After covering for Armand at her house, L'Ange is arrested and thrown into jail. Learning of her peril and in the throes of passion, Armand fails to trust Sir Percy who has told him that he will rescue Jeanne, and forgets his promise to his leader.

Armand, desperate to share Jeanne's fate, runs to the gate of the Temple prison and screams, "Long Live the King." There he is intercepted by none other than Percy's arch enemy, Chauvelin.

Faced with the death of his love, Armand betrays Percy, unaware that The Pimpernel has already secured Jeanne's freedom. Sir Percy is then captured and imprisoned by Chauvelin and Heron in the cell that was home to Marie Antoinette in her last days.

Chauvelin insists that Percy is to be deprived of sleep in the hope that he will be weakened and disclose where young Capet, the uncrowned King of France, is being held following his rescue.

After 17 days in prison, Percy is sure that the dauphin has been transported safely into Holland. He then contrives, by pretending to crack and confess the dauphin's whereabouts, to make his escape. He tells Chauvelin and Heron that the dauphin is being held in an area in the north, near the coast of France, but that he has to show them, rather than tell them, because the paths are nameless and too small for them to find without him.
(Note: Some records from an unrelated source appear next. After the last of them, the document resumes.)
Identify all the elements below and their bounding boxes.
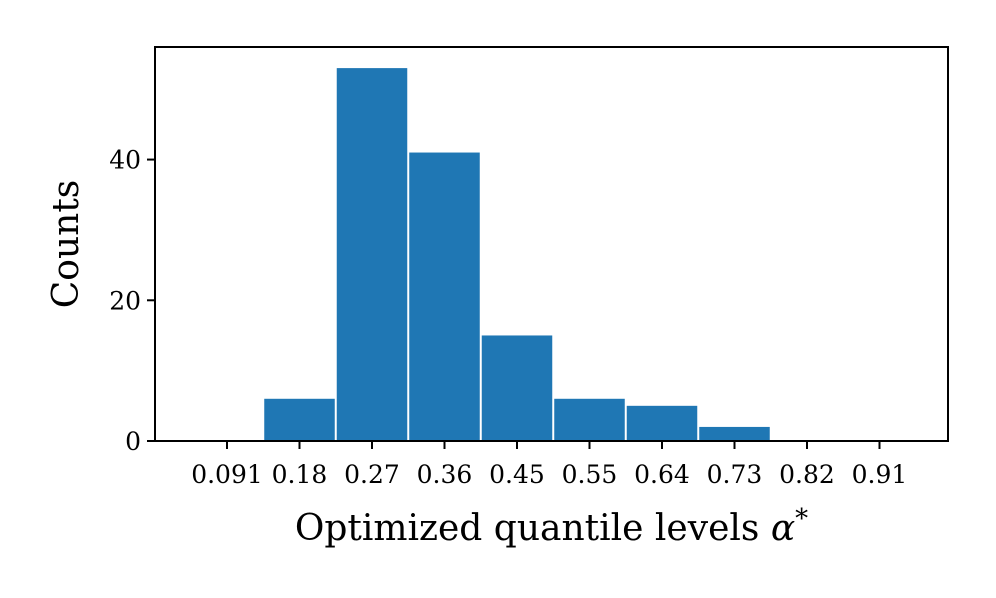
histogram-bar <box>264 398 335 441</box>
x-tick-label: 0.091 <box>191 460 263 489</box>
x-axis-ticks: 0.091 0.18 0.27 0.36 0.45 0.55 0.64 0.73 0.82 0.9… <box>191 441 907 489</box>
histogram-bar <box>336 68 408 441</box>
histogram-bar <box>626 405 698 441</box>
x-tick-label: 0.82 <box>779 460 835 489</box>
y-tick-label: 40 <box>109 146 141 175</box>
x-tick-label: 0.91 <box>852 460 908 489</box>
histogram-bars <box>264 68 770 442</box>
histogram-bar <box>554 398 625 441</box>
plot-frame <box>154 46 949 442</box>
histogram-bar <box>409 152 480 442</box>
x-tick-label: 0.36 <box>417 460 473 489</box>
x-axis-title: Optimized quantile levels α* <box>295 504 808 549</box>
y-tick-label: 20 <box>109 286 141 315</box>
x-tick-label: 0.27 <box>344 460 400 489</box>
x-tick-label: 0.18 <box>272 460 328 489</box>
histogram-bar <box>481 335 553 441</box>
x-tick-label: 0.55 <box>562 460 618 489</box>
y-axis-ticks: 0 20 40 <box>109 146 155 456</box>
y-tick-label: 0 <box>125 427 141 456</box>
histogram-bar <box>699 426 770 441</box>
y-axis-title: Counts <box>46 180 87 309</box>
x-tick-label: 0.45 <box>489 460 545 489</box>
x-tick-label: 0.64 <box>634 460 690 489</box>
x-axis-title-superscript: * <box>795 504 808 534</box>
x-axis-title-symbol: α <box>771 508 795 549</box>
x-tick-label: 0.73 <box>707 460 763 489</box>
x-axis-title-text: Optimized quantile levels <box>295 508 760 549</box>
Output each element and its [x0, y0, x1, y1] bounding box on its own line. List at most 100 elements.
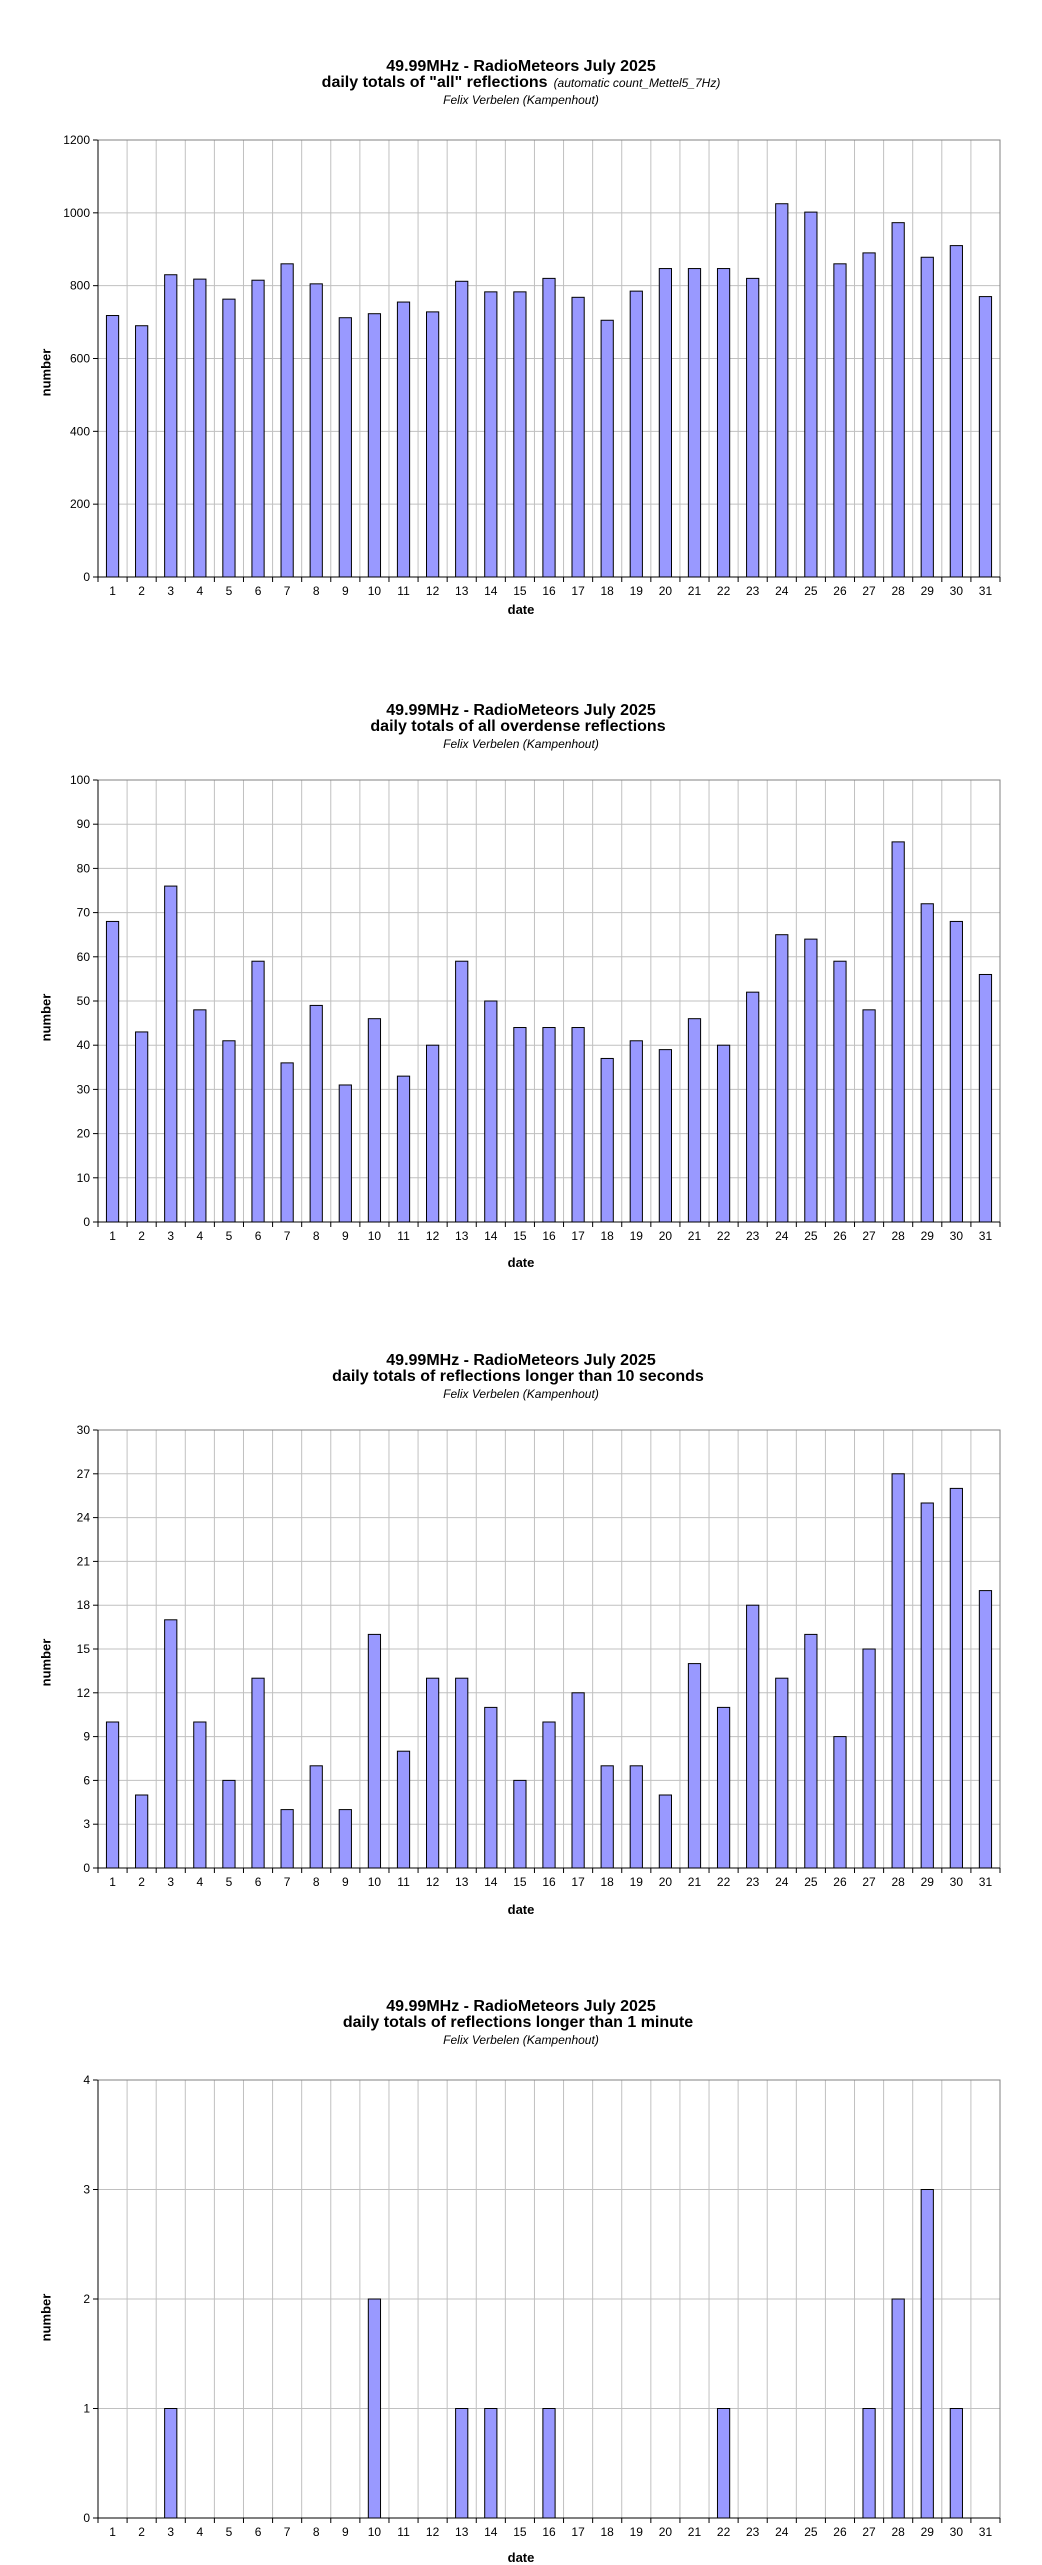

Chauvelin and Heron, skeptical, bring along Armand and Marguerite as hostages. Once in the north, Percy takes advantage of a chance when Chauvelin and Heron are separated, and darkness, to subdue Heron, bind and truss him, put on his clothes, and direct the guileless French soldiers (who think that the bound Heron is Percy) to put him in the gated yard of a church. Percy, still thought to be Heron, drives a carriage with Marguerite and Armand inside to the coast, where his ship is waiting for them.